# Compute fingerprint similarity between a reference molecule and all those within a dataframe

In [15]:
import pandas as pd
from rdkit import Chem
from rdkit import DataStructs
from rdkit.Chem import AllChem

In [12]:
def compute_fp_similarity(reference_smiles, df, smiles_column='smiles', similarity_column='fp_similarity'):
    """
    Computes fingerprint similarity of the reference molecule with all molecules in the DataFrame.

    Args:
        reference_smiles (str): SMILES string of the reference molecule.
        df (pd.DataFrame): DataFrame containing a 'smiles' column with SMILES strings.
        smiles_column (str): Name of the column containing SMILES strings (default: 'smiles').
        similarity_column (str): Name of the new column to store similarity scores (default: 'similarity').

    Returns:
        pd.DataFrame: DataFrame with an additional column containing similarity scores.
    """
    reference_mol = Chem.MolFromSmiles(reference_smiles)
    
    #check if reference smiles is valid:
    if reference_mol is None:
        raise ValueError("Invalid reference molecule SMILES.")
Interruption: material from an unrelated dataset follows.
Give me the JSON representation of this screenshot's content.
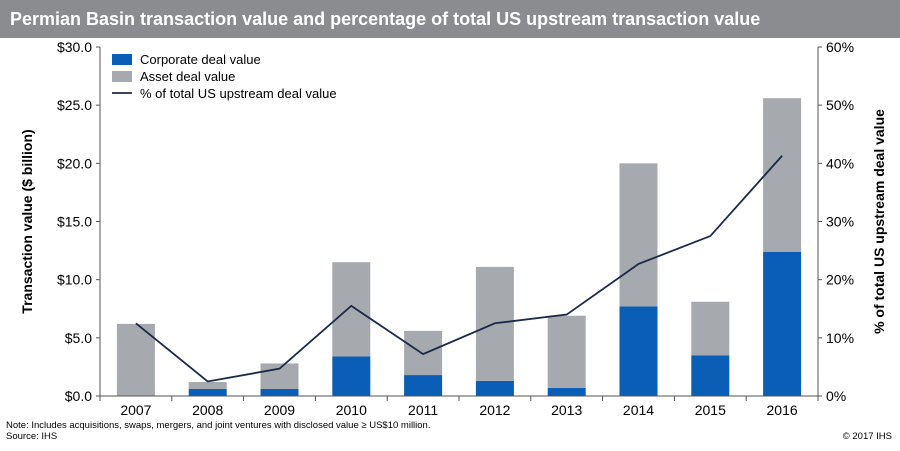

    # Compute Morgan fingerprints for the reference molecule
    reference_fp = AllChem.GetMorganFingerprintAsBitVect(reference_mol, 2, nBits=2048)

    def compute_single_similarity(smiles):
        
        mol = Chem.MolFromSmiles(smiles)
        
        if mol is None:
            return None
        
        mol_fp = AllChem.GetMorganFingerprintAsBitVect(mol, 2, nBits=2048)
        similarity = DataStructs.TanimotoSimilarity(reference_fp, mol_fp)
        return similarity

    # Compute similarity for each SMILES
    df[similarity_column] = df[smiles_column].apply(compute_single_similarity)
    return df

In [13]:
smiles_df = pd.DataFrame({'smiles': ['CCO', 'C1CCCC1', 'CNC']})

# Specify the reference molecule SMILES
my_reference = 'CCO'  # Example: Ethanol

# Compute similarity and add a new column
result_df = compute_fp_similarity(my_reference, smiles_df)

In [14]:
result_df

Unnamed: 0,smiles,fp_similarity
0,CCO,1.0
1,C1CCCC1,0.0
2,CNC,0.111111